Yukon Party Justice Minister Brad Cathers noted repeatedly that the rights of transgender Yukoners, while not expressly protected by the act, where nonetheless covered by other provisions in the statute.
The assembly unanimously passed the motion as amended.
When asked about the VSA, however, Cathers stated that he was unaware of the gap in the legislation, but that it was something that should be studied further. Instead of committing to reform, the minister stated that if a transgender person was experiencing discrimination:
I would encourage them to avail themselves of the Human Rights Commission complaints process if they need to, but also, prior to that, consider that it might just require that they make someone else aware of the problem, whether it be senior managers, [the] Public Service Commission, the Yukon Employees Union or the minister responsible because, if someone is not following the intention of a policy, it may not be the view of others, but simply be through that person’s views or lack of understanding of the situation (Hansard, May 13, 2015: 6383).
The minister emphasized a personal commitment to “support full equality and respect for everyone.”
What should we make of the Yukon government’s mixed signals on this file? On the one hand, the government supported Moorcroft’s motion to affirm the rights of transgender Yukoners and the minister responsible spoke at length about his personal growth on transgender issues.

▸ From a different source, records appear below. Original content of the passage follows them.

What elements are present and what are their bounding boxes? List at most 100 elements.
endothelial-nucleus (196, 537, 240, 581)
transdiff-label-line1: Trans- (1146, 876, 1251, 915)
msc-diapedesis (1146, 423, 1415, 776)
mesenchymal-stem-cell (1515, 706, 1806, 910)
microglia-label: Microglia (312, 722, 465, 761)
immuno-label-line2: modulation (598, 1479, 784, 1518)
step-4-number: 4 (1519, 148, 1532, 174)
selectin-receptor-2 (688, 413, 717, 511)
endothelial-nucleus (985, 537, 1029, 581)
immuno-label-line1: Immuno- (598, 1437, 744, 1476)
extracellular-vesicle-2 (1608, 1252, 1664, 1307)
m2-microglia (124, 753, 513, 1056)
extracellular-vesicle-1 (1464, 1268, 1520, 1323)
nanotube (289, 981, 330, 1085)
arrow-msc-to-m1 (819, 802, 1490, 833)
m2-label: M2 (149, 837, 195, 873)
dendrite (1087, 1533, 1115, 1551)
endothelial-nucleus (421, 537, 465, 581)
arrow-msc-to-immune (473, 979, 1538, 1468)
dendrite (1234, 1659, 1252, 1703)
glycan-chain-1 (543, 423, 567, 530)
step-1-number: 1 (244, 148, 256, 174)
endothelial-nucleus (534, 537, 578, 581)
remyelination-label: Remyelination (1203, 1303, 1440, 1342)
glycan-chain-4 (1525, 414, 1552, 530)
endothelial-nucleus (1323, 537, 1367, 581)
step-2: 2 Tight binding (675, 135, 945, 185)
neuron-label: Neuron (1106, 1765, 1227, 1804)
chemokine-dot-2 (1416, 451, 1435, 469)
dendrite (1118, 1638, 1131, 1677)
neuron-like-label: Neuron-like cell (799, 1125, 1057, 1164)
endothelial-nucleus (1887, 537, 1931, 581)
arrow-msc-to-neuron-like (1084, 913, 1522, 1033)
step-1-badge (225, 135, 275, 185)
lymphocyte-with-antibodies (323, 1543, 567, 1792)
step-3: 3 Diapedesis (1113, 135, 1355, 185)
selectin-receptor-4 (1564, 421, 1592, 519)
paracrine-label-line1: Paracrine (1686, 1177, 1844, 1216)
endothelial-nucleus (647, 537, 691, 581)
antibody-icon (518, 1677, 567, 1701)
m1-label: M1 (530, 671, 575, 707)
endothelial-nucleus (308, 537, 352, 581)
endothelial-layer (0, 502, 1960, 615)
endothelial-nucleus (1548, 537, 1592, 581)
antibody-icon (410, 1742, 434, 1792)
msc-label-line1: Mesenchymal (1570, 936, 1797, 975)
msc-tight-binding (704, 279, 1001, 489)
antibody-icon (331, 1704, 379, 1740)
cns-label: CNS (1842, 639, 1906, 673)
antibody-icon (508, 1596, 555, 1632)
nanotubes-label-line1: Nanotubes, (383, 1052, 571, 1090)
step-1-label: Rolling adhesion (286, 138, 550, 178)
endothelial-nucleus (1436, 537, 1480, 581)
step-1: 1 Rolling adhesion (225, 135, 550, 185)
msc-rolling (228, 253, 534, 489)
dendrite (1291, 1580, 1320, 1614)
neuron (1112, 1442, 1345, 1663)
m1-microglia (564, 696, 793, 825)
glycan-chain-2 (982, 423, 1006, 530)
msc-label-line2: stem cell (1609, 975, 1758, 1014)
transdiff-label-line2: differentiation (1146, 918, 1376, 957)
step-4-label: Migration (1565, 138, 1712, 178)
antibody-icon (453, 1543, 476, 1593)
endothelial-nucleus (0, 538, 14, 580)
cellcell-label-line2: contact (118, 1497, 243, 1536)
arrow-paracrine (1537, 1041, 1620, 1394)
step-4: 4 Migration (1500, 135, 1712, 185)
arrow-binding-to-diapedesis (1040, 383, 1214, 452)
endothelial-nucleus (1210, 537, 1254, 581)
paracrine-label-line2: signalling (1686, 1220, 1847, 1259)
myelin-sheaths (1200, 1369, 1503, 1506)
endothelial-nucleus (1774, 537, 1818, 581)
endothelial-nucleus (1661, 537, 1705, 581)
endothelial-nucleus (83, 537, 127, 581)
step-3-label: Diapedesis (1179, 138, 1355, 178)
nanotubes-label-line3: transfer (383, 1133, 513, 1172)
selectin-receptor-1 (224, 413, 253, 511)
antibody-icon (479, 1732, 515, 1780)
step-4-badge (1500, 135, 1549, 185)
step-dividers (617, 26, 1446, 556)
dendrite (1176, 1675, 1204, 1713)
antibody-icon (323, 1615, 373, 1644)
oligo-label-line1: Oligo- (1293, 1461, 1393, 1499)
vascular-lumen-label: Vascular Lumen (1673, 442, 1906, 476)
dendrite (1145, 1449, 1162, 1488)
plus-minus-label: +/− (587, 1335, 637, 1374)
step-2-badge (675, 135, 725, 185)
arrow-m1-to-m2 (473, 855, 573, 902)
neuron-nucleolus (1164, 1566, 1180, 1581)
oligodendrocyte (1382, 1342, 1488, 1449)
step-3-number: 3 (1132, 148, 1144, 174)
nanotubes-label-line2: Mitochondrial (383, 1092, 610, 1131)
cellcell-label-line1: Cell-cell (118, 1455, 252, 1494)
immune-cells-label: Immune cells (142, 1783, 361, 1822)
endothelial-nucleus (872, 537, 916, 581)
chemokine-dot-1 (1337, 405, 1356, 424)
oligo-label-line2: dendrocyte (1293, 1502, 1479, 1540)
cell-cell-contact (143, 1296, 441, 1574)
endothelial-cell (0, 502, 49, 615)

On the other, the government has adopted a position that individualizes the experiences of transgender people, placing the burden on them to educate the public, employers, and the government on now firmly established tenets of Canadian human rights law. Now we’ve learned that the government will recognize those rights, but only if transgender individuals make direct and personal appeals to the minister and public servants who are discriminating against them.
Yukon should provide its transgender community with systemic protections that place the burden on the government to uphold these rights, rather than the individual.
Affirming the human rights and dignity of transgender people in legislation is not an academic matter. It provides important protections and access to necessary services for one of our country’s most vulnerable groups. The Alberta Court of Queen’s Bench, for example, found that requiring surgery to obtain identification documents with the proper sex-markers violated section 15 of the Charter. It stated that:
Transgender persons encounter disadvantage, prejudice, stereotyping, and vulnerability because their felt sex is not the sex recorded at birth… The VSA birth registration system, and in particular the parts of it that relate to the issuing of birth certificates contribute to the disadvantage experienced by transgender persons by perpetuating the prejudice and stereotyping to which they are subject (paras. 58-9).
Transgender Canadians experience discrimination, violence, homelessness, and mental health issues at rates that far exceed the general population. When governments recognize this reality, as they have in Yukon, it is imperative that they act.
Simply stating that current human rights laws may protect transgender Yukoners is not enough. Placing the burden to challenge, overturn, or reform laws onto an already vulnerable group is unjust. One of the most pressing reforms the Yukon government should undertake is to update its VSA, bringing it in line with other provincial governments. Granting LaDue proper identification would be a hollow victory without comprehensive legislative reform.
Given its history of protecting the rights of LGBTQ communities in Canada, why is Yukon falling behind now?